Funk N. Furter wrote:
The Finn wrote:
I come across this all the time: photographs that I call '
poverty porn' -
Why the FUCK would you call it that?
Did you read the link? It discusses the issue fairly well
As I’ve come to believe, poverty porn, also known as development porn or even famine porn, is any type of media, be it written, photographed or filmed, which exploits the poor’s condition in order to generate the necessary sympathy for selling newspapers or increasing charitable donations or support for a given cause. Poverty porn is typically associated with black, poverty-stricken Africans, but can be found elsewhere. The subjects are overwhelming children, with the material usually characterized by images or descriptions of suffering, malnourished or otherwise helpless persons. The stereotype of poverty porn is the African child with a swollen belly, staring blankly into the camera, waiting for salvation.
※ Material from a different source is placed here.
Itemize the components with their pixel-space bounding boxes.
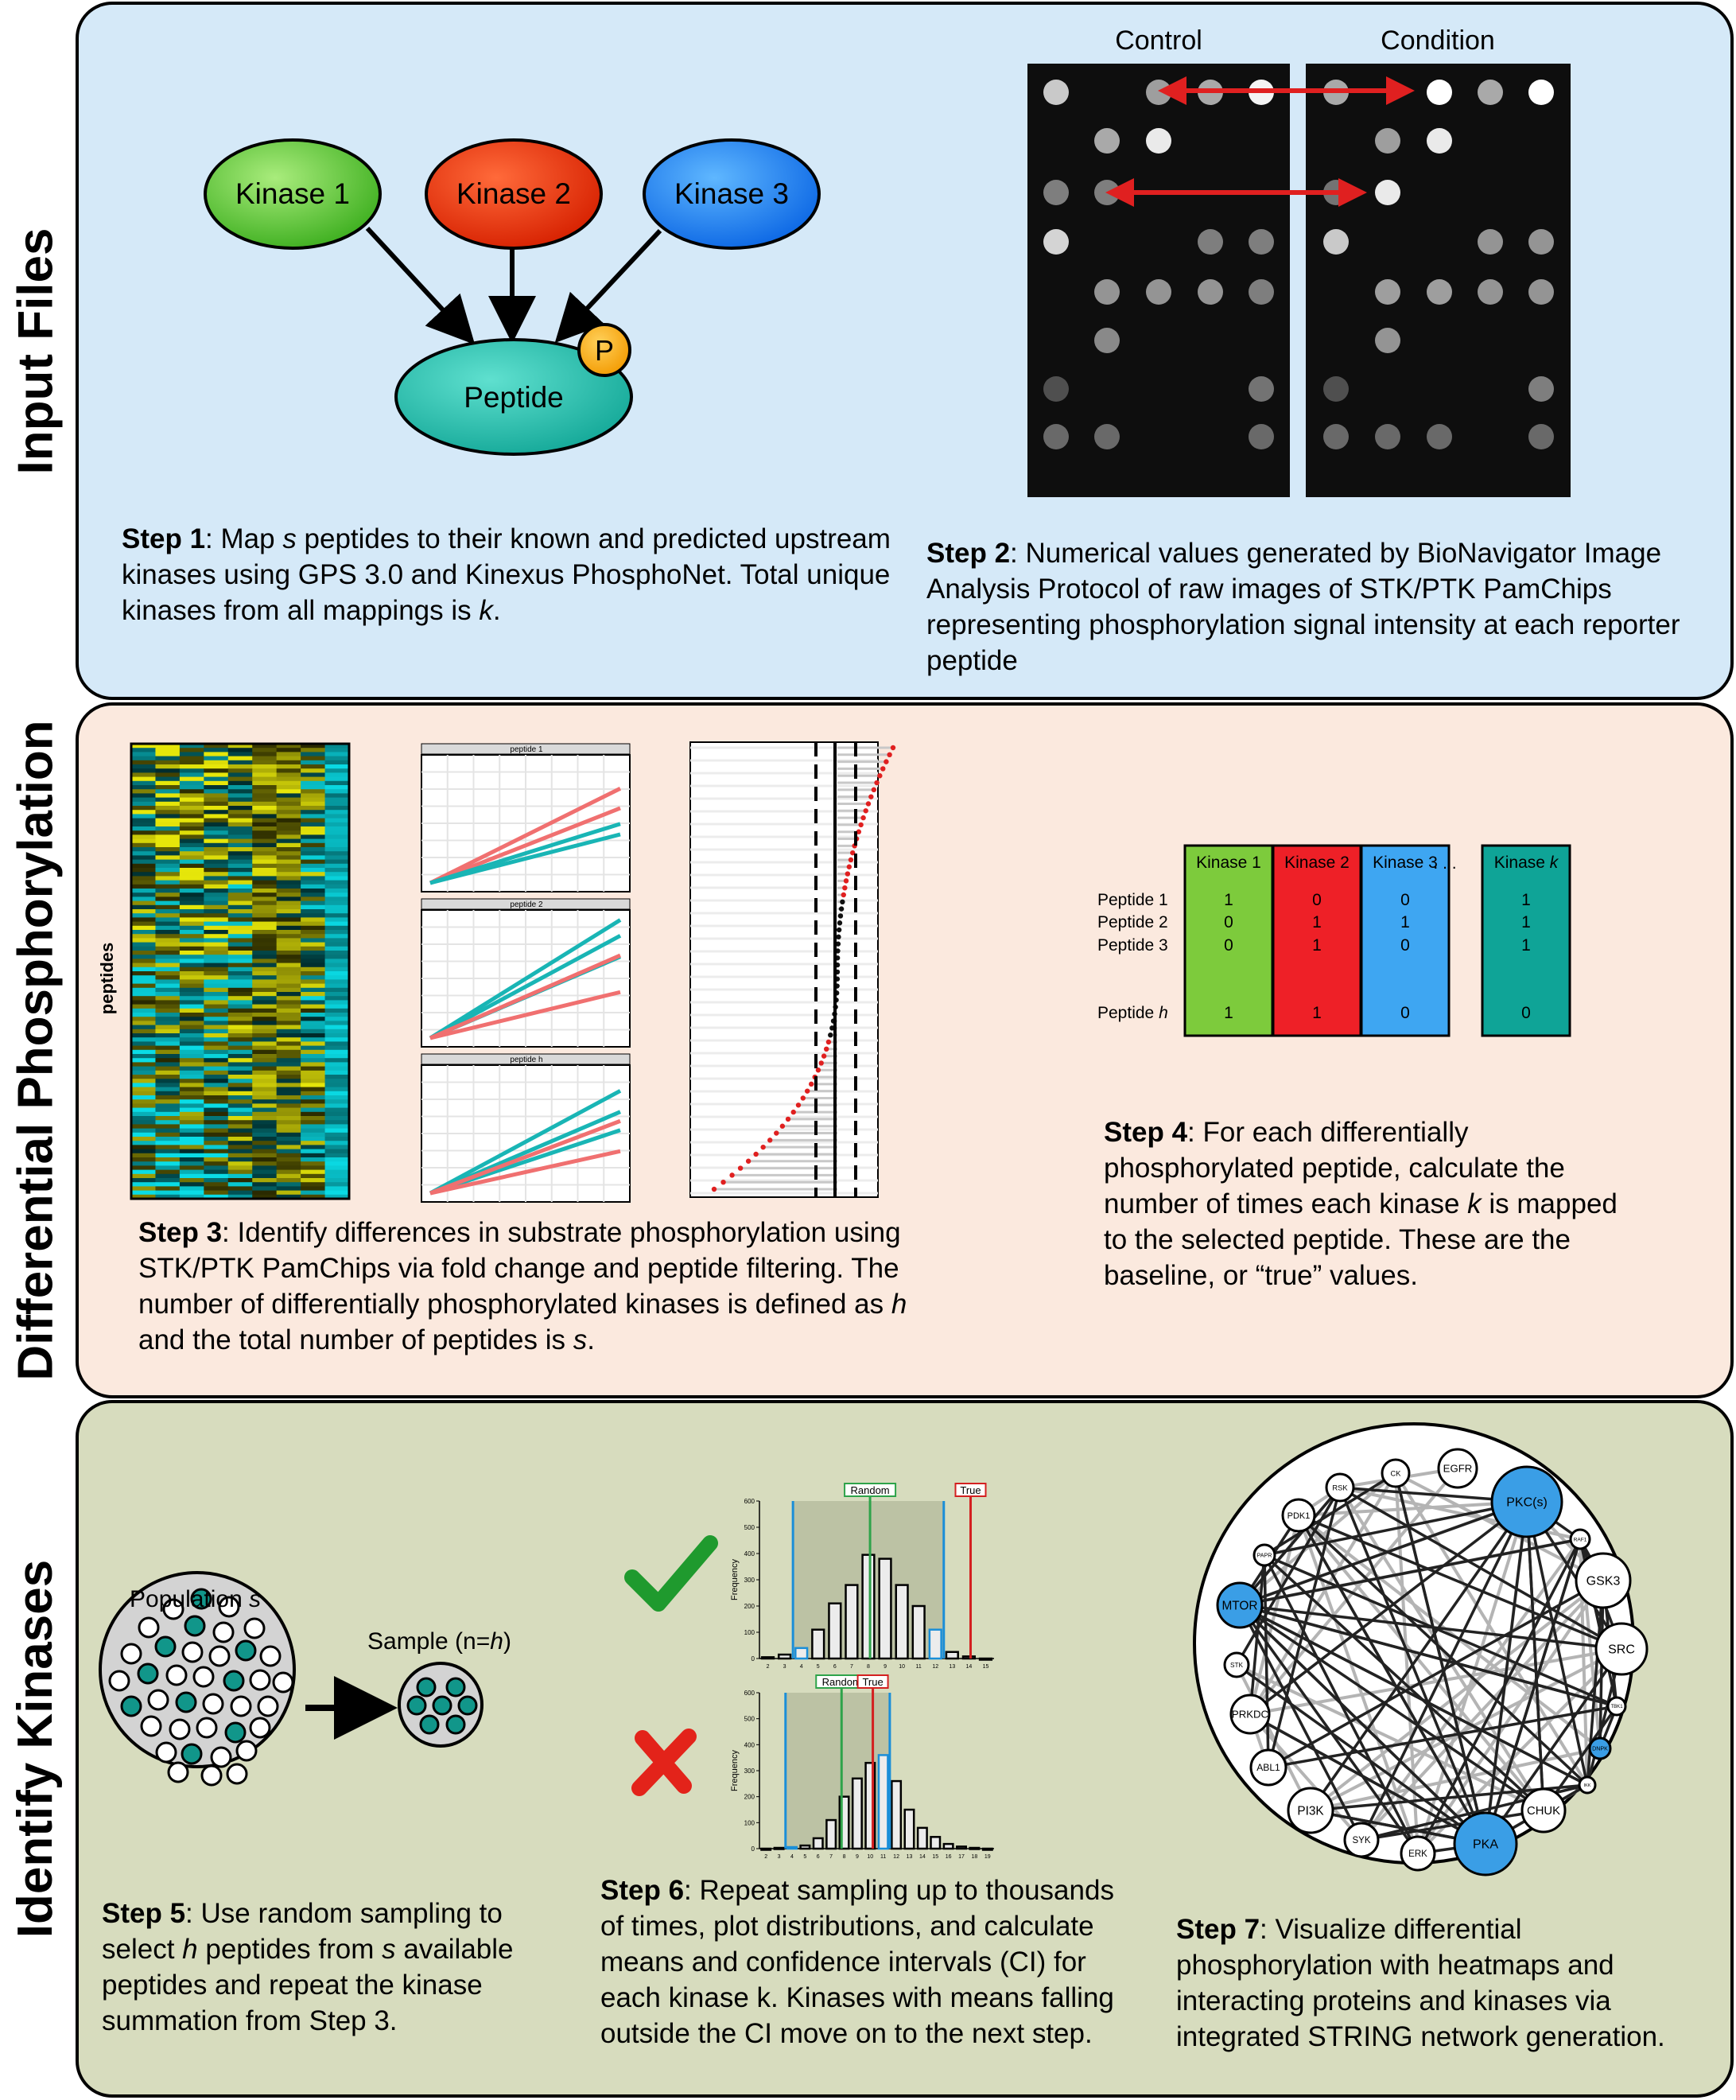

The reason poverty porn is so pervasive is that it promotes a popular stereotype, one that has always existed in Western literature about Africa. Binyavanga Wainaina wrote a brilliant piece several years ago in Granta about this practice called “How to write about Africa:”
Among your characters you must always include The Starving African, who wanders the refugee camp nearly naked, and waits for the benevolence of the West. Her children have flies on their eyelids and pot bellies, and her breasts are flat and empty. She must look utterly helpless. She can have no past, no history; such diversions ruin the dramatic moment. Moans are good. She must never say anything about herself in the dialogue except to speak of her (unspeakable) suffering.
Personally I think such depictions of poor people demeans them: it deprives them of individuality and personality; they become blank, anonymous figures, merely serving to illustrate existing western stereotypes.
Check out that picture, for instance. As Galt asked - who is the person? Where are they? Do we even know what country they are in? Sure, you got it off a youtube video; but in that video, the image is used precisely in the way that Binyavana Wainana objects against. Google that image, and you will get upwards of 140 000 hits - but nowhere that I looked (I trawled through the first 40 hits or so) could I get any clue about who it is and where.
Why not? Because to the people who posted it, it doesn't matter. It's image-fodder. It makes a point. And they use it for all kinds of purposes - to serve in blanket arguments about poverty in Africa, to promote GMO maize - they don't care.
After 40 hits, I have up. I can't bear to look at that image. It distresses and horrifies me even to see it, and it horrifies me more to see the callous way in which people will make use of it without ever apparently wondering about the actual people it portrays.
You know Funken, the funny thing is I don't even disagree with the basic point you were making. I actually do agree that the workings of capitalism make poverty and hunger in Africa worse.
But I hated the use of that image, and I still hate it, and I was making a plea for basic human respect and decency. You can take that thought aboard or not - it's your choice.